"İnsanlar ve gölgeleri… Aynı ömür gibi, kimi uzun kimi kısa…"
Dilsizin Ağıdı, ağlayanın çok gülenin az olduğu bir dünyadan haber veriyor. Öyle bir dünya ki varla yok arasında mekik dokumakta. İnce, uzun parmaklı kadınlar gibi kırılgan, ağlamaklı ve sahipsiz. Gökyüzü, lacivert bulutlarından dökülen damlalarıyla yere inerken hüzün kaplar hassas kalpleri. Buğusuna sayısız incecik harf yazılmış camlar, sabah rüzgârından ürperen bir çiy tanesi, taraçalarımızdaki birbirine âşık kumrular, sessiz ve sakin yürüyen eski zaman dervişânı, sırlarında varlıklarını duyumsadığımız aynalar… Her biri raks eder karşımızda tek tek.
Öyküler vardır bizi, bize anlatır.
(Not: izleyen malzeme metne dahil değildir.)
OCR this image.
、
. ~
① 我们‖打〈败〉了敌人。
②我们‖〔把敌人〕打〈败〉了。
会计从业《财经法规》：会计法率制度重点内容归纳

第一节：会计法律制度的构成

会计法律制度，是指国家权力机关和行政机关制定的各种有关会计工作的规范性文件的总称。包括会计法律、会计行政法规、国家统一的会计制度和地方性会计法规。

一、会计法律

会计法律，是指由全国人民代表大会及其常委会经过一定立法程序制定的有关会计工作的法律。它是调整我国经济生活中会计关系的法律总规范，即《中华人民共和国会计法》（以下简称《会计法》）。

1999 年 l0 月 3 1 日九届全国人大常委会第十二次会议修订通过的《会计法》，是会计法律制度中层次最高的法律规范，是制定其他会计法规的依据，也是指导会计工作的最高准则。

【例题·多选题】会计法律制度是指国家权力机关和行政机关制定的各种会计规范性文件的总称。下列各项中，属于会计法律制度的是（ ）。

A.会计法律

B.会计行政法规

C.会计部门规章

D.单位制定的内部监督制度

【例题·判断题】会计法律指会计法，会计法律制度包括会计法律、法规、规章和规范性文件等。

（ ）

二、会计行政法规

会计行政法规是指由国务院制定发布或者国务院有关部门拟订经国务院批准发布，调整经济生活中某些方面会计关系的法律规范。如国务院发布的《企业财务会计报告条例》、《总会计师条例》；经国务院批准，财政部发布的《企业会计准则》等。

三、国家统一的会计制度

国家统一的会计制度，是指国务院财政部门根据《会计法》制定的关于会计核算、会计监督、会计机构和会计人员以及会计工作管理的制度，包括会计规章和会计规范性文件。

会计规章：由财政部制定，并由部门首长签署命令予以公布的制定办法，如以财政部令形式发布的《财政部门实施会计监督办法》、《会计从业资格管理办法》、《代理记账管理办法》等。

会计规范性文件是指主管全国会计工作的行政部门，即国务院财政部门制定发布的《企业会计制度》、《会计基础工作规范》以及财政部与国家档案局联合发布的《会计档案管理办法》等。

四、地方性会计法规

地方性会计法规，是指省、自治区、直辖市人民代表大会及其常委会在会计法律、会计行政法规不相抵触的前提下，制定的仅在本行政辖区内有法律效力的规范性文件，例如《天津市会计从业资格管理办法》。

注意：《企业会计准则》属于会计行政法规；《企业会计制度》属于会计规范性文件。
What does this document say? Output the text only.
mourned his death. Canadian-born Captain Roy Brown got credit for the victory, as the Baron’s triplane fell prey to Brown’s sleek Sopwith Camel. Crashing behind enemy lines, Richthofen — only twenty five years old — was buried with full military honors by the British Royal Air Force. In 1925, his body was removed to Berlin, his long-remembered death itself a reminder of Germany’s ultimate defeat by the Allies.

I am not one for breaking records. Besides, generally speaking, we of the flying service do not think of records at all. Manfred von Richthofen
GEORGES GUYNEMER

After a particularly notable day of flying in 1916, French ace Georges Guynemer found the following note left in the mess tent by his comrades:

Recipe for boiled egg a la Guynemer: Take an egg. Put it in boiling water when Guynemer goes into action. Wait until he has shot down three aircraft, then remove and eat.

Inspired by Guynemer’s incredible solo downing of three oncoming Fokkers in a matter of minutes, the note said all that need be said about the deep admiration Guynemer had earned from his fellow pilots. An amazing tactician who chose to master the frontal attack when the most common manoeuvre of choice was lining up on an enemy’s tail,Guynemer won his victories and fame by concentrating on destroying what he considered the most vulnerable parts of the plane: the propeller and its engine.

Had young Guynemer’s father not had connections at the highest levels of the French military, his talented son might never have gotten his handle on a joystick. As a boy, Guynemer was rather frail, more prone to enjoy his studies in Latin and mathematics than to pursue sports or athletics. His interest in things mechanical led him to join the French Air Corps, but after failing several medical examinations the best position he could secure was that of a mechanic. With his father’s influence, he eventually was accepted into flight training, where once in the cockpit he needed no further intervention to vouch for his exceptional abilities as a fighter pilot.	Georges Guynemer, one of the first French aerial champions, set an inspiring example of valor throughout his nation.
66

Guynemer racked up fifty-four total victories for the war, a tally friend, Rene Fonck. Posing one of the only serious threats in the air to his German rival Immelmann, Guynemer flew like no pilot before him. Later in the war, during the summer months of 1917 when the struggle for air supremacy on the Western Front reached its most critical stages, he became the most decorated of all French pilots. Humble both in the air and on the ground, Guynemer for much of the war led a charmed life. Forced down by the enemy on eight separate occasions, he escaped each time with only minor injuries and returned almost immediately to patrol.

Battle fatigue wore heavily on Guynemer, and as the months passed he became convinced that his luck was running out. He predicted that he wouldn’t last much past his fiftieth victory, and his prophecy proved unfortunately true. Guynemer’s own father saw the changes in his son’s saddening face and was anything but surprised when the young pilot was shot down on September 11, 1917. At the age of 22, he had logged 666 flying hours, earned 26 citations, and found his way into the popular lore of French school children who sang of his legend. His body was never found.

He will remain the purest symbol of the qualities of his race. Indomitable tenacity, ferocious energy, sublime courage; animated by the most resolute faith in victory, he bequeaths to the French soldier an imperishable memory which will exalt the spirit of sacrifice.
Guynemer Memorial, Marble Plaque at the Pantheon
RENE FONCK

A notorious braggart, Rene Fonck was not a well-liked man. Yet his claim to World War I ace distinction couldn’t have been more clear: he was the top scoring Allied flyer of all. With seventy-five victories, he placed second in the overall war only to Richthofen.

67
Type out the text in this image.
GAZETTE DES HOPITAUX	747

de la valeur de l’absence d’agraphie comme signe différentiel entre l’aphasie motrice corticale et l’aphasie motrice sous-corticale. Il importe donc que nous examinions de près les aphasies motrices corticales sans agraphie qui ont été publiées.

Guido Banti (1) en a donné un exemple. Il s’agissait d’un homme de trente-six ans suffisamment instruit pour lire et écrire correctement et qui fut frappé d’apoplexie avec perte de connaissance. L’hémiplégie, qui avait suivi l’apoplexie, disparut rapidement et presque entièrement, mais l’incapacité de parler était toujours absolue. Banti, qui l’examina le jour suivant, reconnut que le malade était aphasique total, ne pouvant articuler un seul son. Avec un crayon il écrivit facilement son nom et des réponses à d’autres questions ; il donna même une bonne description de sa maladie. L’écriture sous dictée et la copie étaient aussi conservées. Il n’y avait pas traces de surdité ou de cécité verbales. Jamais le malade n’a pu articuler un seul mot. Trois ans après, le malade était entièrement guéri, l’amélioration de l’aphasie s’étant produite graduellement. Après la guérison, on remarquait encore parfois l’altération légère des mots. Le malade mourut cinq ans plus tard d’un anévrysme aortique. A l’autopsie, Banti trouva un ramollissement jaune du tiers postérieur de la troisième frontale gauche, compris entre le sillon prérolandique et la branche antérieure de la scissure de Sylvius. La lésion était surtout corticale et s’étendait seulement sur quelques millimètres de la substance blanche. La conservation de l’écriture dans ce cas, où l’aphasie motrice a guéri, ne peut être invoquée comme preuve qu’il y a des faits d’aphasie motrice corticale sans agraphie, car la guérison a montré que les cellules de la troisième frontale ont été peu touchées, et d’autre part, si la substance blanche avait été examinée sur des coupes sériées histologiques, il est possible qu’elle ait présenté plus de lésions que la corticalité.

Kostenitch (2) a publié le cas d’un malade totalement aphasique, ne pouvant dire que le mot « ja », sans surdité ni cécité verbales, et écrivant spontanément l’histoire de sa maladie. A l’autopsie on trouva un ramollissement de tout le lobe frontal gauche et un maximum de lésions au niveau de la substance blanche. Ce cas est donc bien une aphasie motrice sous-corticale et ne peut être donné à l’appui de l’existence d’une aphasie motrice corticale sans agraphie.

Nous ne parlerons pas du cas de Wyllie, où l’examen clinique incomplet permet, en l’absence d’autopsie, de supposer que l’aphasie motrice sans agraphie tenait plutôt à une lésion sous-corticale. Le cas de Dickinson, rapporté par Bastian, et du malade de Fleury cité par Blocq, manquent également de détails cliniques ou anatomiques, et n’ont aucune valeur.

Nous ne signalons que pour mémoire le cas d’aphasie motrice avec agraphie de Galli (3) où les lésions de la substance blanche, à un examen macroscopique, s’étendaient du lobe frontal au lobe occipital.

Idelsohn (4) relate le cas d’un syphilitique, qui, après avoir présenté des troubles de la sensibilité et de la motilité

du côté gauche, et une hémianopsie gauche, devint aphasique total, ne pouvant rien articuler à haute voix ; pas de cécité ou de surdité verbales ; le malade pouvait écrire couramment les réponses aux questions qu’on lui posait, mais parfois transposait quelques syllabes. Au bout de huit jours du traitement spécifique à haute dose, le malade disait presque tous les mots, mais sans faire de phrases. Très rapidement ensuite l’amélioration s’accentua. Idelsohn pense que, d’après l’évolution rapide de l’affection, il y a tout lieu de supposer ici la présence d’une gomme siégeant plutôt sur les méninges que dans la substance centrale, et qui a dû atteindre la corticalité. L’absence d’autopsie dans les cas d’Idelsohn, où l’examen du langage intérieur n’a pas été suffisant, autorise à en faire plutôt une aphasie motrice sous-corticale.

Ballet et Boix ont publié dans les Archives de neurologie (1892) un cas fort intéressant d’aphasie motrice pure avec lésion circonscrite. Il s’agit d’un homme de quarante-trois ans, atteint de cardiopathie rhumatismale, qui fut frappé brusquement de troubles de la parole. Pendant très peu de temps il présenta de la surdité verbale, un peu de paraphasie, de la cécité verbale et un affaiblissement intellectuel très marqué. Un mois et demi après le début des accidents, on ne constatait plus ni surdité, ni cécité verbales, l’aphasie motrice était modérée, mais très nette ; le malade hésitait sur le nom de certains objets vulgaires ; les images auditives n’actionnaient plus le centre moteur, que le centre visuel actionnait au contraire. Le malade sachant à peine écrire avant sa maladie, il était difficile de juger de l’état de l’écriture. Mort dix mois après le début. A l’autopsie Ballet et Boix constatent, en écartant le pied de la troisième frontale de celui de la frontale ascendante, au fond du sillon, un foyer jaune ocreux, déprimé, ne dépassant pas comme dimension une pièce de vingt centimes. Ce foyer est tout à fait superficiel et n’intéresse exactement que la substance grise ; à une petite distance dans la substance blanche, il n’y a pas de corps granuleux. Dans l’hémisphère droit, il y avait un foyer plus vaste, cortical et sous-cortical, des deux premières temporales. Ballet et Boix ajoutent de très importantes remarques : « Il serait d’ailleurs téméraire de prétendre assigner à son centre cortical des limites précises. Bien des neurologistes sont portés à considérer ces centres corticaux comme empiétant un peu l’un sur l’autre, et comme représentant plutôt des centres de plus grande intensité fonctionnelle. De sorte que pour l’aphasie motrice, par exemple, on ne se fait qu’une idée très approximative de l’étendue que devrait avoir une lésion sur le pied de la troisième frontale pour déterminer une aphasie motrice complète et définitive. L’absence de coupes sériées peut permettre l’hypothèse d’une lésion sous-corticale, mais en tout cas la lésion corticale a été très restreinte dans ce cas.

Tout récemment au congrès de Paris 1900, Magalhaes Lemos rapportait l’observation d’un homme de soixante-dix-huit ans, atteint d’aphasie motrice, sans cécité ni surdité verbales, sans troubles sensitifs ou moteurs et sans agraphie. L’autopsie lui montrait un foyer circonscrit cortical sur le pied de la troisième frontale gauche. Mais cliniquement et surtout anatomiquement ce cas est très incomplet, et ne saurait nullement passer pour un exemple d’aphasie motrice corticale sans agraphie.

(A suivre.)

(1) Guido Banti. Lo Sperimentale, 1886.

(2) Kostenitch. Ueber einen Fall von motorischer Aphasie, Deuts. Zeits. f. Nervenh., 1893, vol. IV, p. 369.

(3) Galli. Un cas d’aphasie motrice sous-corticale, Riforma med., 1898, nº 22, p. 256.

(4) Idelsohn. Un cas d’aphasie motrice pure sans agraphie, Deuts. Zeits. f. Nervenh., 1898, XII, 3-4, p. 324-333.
Yorgun adımlarla gelip geçer kahramanları gözlerimizin önünden. Kalmak ve göçmek arasında kararsız, çekip giden mevsimler gibi değişken ve asla geri gelmeyecek geçmiş zaman kadar umarsız. Üstelik sevilen herkes birer çekingen uçurum… Bakıldığında bizi kendine çağıran… Bu yüzden Dilsizin Ağıdı bu kadar içli!